The teachers also used it as a way of introducing a digital citizenship concept to these young children – that of the need to protect their identities when publishing online. The content descriptor for this band of the Australian Curriculum is:
Create and organise ideas and information using information systems independently and with others, and share these with known people in safe online environments (ACTDIP006)
Although they are indeed charming and it was the sort of activity that is done in the lead-up to Father’s Day the world over (albeit with pencils, paper and card-making), the value and power of this learning activity is much broader than its intended purpose. In allowing the student to use such a tool, you are allowing a tool into their learning that can support them to be reflective in many situations.

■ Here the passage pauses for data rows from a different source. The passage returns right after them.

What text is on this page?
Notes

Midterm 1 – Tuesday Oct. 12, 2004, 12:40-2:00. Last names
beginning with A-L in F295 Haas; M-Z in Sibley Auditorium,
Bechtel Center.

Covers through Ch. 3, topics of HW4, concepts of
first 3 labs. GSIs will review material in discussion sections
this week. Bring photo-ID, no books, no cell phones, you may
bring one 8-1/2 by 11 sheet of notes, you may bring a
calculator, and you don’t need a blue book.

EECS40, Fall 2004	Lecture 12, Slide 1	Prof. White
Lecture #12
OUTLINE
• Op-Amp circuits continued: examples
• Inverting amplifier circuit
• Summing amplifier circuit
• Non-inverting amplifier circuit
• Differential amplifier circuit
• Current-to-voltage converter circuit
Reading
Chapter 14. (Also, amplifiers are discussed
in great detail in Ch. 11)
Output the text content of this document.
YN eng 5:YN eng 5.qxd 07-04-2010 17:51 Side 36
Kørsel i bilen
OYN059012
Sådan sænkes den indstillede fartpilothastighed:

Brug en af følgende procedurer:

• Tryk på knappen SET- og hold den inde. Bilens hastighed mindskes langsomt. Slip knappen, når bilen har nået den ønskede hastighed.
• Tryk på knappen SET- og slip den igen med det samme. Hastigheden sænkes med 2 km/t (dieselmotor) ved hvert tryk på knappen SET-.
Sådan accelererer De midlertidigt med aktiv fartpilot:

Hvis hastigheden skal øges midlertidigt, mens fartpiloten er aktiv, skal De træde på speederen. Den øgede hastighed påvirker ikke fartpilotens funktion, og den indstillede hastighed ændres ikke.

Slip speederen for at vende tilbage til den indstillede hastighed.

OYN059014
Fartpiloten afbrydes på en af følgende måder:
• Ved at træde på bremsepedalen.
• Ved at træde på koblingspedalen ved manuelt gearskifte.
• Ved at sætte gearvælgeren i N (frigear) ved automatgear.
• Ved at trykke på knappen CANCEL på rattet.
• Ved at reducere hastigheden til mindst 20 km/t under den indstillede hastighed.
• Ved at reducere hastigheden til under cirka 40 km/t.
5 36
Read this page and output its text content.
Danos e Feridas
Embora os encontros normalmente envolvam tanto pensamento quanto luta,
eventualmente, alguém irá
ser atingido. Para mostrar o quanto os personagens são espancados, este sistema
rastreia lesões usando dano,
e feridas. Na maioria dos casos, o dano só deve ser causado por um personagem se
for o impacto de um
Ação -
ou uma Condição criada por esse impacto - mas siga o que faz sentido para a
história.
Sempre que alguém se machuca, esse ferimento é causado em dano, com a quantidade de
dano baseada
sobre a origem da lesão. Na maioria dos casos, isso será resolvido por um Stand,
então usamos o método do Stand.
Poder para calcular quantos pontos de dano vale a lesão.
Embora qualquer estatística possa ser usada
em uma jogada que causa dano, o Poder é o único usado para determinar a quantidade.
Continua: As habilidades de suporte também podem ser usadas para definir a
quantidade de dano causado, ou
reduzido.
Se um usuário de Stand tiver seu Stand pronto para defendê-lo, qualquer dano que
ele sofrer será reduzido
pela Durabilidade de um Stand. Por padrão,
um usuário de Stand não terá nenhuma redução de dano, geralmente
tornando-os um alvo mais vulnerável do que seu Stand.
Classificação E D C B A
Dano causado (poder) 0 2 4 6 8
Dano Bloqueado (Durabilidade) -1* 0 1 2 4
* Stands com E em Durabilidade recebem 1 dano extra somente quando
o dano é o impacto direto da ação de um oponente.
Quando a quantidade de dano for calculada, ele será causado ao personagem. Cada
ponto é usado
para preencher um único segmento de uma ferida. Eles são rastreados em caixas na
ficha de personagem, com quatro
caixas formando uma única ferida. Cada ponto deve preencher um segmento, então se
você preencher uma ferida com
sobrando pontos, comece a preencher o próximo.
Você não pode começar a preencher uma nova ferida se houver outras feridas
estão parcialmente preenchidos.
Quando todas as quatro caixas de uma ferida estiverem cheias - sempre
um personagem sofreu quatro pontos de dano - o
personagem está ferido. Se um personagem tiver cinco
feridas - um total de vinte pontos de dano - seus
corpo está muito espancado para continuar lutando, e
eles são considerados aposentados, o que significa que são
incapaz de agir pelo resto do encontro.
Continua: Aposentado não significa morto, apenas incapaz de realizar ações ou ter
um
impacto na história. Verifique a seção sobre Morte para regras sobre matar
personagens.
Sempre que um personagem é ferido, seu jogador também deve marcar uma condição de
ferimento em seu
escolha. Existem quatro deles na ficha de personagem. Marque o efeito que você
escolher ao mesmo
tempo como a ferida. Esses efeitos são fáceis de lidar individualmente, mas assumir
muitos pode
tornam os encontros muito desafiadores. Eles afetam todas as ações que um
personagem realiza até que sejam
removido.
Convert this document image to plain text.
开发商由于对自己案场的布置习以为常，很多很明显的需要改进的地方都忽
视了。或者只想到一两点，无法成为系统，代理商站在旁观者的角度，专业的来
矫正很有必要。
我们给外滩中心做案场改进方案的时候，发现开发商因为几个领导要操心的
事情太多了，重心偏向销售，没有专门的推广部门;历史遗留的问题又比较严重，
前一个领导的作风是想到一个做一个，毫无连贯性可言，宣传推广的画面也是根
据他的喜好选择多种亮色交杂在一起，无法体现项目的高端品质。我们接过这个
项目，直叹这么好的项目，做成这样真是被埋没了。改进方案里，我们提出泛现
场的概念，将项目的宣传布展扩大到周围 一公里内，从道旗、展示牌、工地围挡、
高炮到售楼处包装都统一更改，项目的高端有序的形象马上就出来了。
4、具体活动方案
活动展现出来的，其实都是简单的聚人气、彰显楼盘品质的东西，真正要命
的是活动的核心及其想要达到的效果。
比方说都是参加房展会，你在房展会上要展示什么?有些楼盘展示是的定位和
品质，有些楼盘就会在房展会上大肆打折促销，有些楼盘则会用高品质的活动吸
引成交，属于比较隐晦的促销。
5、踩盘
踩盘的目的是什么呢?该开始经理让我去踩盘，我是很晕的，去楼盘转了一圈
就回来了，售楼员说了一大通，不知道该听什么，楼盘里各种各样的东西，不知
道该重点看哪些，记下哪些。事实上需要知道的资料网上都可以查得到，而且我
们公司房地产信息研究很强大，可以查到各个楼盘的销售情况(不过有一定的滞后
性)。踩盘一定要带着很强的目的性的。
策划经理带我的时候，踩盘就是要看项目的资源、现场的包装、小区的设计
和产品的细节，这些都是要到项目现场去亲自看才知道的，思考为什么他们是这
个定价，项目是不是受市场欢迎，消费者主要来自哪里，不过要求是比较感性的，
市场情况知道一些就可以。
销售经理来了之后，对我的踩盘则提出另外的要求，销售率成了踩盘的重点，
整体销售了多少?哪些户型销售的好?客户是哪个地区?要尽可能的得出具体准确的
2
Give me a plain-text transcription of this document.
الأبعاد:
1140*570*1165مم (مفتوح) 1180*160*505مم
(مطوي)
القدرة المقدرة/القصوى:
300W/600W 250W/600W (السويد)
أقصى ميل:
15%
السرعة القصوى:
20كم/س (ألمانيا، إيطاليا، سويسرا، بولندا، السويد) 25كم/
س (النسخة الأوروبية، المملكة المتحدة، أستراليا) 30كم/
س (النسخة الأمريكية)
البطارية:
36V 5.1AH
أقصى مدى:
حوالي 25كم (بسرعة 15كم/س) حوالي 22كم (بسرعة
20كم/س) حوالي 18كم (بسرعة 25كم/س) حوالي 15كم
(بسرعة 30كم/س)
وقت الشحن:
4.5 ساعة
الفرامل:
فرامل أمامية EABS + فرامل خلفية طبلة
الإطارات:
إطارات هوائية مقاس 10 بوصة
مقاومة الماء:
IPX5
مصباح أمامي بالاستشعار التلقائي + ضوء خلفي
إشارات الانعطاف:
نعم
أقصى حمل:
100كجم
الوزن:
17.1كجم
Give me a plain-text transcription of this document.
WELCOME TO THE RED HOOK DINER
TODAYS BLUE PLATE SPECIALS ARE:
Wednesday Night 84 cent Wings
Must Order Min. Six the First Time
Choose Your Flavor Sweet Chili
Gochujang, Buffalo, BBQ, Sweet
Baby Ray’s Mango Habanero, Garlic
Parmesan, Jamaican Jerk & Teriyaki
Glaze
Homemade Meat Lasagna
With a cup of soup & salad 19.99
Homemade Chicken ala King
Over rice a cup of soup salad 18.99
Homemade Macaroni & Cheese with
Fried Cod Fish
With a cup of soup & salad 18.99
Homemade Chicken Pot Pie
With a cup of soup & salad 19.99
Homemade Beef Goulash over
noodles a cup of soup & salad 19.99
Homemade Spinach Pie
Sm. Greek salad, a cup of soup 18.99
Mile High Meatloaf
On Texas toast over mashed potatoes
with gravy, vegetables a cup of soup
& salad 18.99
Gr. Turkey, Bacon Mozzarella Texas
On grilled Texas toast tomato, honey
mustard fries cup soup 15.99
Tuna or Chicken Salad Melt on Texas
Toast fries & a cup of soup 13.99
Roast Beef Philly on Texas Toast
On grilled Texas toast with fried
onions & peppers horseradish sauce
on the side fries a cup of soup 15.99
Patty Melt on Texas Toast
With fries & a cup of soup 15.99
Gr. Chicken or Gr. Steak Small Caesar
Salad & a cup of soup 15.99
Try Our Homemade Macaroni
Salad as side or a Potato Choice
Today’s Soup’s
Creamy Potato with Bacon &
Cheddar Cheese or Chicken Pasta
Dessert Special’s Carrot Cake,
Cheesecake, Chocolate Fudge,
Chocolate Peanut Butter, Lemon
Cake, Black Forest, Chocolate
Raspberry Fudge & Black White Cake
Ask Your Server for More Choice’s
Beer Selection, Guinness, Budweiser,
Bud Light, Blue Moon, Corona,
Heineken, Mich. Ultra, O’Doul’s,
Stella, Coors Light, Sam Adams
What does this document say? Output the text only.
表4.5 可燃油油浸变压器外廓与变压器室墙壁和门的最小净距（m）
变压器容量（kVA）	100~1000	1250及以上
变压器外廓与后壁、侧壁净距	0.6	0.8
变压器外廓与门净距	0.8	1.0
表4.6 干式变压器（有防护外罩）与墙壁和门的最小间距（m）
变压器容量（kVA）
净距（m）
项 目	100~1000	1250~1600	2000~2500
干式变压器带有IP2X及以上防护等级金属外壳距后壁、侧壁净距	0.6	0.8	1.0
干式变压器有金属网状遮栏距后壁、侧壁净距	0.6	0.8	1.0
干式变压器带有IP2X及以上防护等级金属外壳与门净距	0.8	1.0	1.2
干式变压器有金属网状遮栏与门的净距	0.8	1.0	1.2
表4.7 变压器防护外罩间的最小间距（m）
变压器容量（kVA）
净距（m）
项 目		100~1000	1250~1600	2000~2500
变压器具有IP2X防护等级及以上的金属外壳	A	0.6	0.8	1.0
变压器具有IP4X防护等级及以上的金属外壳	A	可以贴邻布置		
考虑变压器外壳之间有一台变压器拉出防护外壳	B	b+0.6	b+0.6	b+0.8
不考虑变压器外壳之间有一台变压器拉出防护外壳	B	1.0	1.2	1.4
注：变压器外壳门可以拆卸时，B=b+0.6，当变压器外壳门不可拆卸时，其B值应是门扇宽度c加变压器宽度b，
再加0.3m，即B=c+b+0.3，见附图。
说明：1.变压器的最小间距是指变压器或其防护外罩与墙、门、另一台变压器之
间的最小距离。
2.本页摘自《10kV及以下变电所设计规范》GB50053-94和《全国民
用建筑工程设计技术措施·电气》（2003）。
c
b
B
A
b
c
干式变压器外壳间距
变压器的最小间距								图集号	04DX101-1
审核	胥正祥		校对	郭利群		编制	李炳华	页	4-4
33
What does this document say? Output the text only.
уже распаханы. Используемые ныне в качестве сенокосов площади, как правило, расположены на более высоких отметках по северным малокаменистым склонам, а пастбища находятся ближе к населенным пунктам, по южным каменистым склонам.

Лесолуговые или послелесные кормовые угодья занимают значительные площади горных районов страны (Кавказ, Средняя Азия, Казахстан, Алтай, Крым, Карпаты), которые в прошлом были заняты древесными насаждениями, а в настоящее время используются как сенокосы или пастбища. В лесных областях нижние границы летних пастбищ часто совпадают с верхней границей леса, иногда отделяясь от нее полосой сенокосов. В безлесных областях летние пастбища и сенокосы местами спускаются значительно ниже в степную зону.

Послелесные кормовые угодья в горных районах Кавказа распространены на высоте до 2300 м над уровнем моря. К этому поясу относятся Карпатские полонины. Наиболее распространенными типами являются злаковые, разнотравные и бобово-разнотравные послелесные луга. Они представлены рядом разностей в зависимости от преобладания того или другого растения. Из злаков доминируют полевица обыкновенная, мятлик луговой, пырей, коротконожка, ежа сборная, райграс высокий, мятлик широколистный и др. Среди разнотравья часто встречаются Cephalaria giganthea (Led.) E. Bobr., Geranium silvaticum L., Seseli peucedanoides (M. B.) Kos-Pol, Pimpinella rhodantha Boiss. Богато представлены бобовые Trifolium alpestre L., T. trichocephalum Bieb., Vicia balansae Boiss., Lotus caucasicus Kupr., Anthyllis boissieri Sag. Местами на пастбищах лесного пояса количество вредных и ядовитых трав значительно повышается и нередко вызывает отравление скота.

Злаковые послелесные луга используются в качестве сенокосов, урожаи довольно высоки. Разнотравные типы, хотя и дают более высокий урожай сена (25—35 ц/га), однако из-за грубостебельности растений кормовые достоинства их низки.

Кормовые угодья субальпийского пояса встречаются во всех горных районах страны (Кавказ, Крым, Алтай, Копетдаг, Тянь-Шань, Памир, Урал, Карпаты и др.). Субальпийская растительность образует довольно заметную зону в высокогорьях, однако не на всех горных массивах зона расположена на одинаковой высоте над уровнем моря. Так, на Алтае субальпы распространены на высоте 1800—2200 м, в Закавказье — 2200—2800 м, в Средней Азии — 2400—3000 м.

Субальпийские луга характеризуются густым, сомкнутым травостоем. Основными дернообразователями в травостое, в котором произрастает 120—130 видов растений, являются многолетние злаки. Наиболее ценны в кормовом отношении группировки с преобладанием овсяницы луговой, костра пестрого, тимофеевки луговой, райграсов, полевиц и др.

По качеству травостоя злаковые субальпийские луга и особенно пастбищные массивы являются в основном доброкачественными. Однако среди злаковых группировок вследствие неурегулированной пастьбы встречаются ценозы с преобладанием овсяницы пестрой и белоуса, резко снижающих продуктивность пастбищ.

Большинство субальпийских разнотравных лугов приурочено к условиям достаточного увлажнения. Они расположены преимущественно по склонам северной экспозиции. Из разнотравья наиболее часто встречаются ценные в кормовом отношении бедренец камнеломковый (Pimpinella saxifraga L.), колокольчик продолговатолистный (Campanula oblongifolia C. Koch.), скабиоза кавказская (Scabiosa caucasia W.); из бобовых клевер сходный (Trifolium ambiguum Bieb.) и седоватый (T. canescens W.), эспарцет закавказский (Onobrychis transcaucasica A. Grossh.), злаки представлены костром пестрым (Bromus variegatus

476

Examples of such learning scenarios include:
- photographing a concrete maths activity like pattern building with blocks, using it as the background and explaining why it was a pattern.
- photographing a science experiment and explaining the scientific process it was demonstrating
- photographing a range of outside structures that are natural, constructed, managed – making a collage of them and then using that as the background as they explain what category each of them is in.
- a photograph of a computer system (Digital Technologies Curriculum) could be photographed and the students can articulate their understandings.
- a photograph of an algorithm to move their bee-bots could be used as the background.
In short, just about anything that can be captured visually can be used as the background, prompting the child to articulate their learnings.